Condorcet fue elegido para la Convención Nacional y se asoció con la facción girondina. Buscó una república liberal y resistió atajos autoritarios, incluso cuando la guerra y el conflicto interno radicalizaron la política.
Trabajó en proyectos constitucionales y delineó ambiciosos planes de educación nacional. Sus propuestas enfatizaban una escolarización laica y universal destinada a formar ciudadanos informados capaces de autogobernarse.
Se opuso a la pena de muerte para Luis XVI, advirtiendo que la venganza política corroería los principios republicanos. Tras la toma del poder por los montañeses, fue denunciado, obligado a esconderse y, en la práctica, proscrito.
Mientras permanecía oculto en París, redactó el Esbozo de un cuadro histórico de los progresos del espíritu humano. La obra sostenía que la ciencia, la educación y los derechos podían impulsar la mejora humana a largo plazo pese al terror del presente.
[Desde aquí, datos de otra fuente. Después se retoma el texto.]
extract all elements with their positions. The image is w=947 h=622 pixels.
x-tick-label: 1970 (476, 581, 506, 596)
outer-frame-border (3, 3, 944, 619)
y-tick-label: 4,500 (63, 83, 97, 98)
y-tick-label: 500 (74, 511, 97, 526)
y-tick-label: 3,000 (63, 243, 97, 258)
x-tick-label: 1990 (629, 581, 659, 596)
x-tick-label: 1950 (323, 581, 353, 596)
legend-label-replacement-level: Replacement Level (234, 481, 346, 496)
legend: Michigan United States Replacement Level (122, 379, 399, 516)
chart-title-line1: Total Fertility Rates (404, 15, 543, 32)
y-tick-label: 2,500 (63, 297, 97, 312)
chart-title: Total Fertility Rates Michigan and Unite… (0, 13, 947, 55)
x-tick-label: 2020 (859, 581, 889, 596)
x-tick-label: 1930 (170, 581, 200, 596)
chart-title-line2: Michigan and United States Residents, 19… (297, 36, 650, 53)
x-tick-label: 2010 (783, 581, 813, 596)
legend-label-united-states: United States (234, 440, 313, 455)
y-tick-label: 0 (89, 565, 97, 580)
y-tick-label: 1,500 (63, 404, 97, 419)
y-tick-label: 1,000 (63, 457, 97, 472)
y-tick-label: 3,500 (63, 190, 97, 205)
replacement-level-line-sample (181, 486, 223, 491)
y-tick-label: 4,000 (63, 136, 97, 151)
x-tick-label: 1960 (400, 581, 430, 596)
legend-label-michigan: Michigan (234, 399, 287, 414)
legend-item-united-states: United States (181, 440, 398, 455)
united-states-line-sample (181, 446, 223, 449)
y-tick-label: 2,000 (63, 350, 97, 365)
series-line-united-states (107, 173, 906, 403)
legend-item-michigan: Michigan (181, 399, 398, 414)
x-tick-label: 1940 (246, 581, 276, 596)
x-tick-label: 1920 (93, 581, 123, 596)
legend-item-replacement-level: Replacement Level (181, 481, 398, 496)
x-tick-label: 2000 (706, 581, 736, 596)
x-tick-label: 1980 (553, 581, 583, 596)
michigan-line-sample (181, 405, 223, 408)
Tras meses escondido, intentó escapar de París, pero fue arrestado en circunstancias sospechosas. Detenido en una cárcel local, quedó aislado de sus aliados mientras se intensificaba el Reinado del Terror.
Fue hallado muerto en prisión; la causa se atribuyó de diversas maneras a una enfermedad, al suicidio mediante veneno o a la negligencia. Su muerte lo convirtió en un mártir del liberalismo ilustrado durante los meses más oscuros de la Revolución.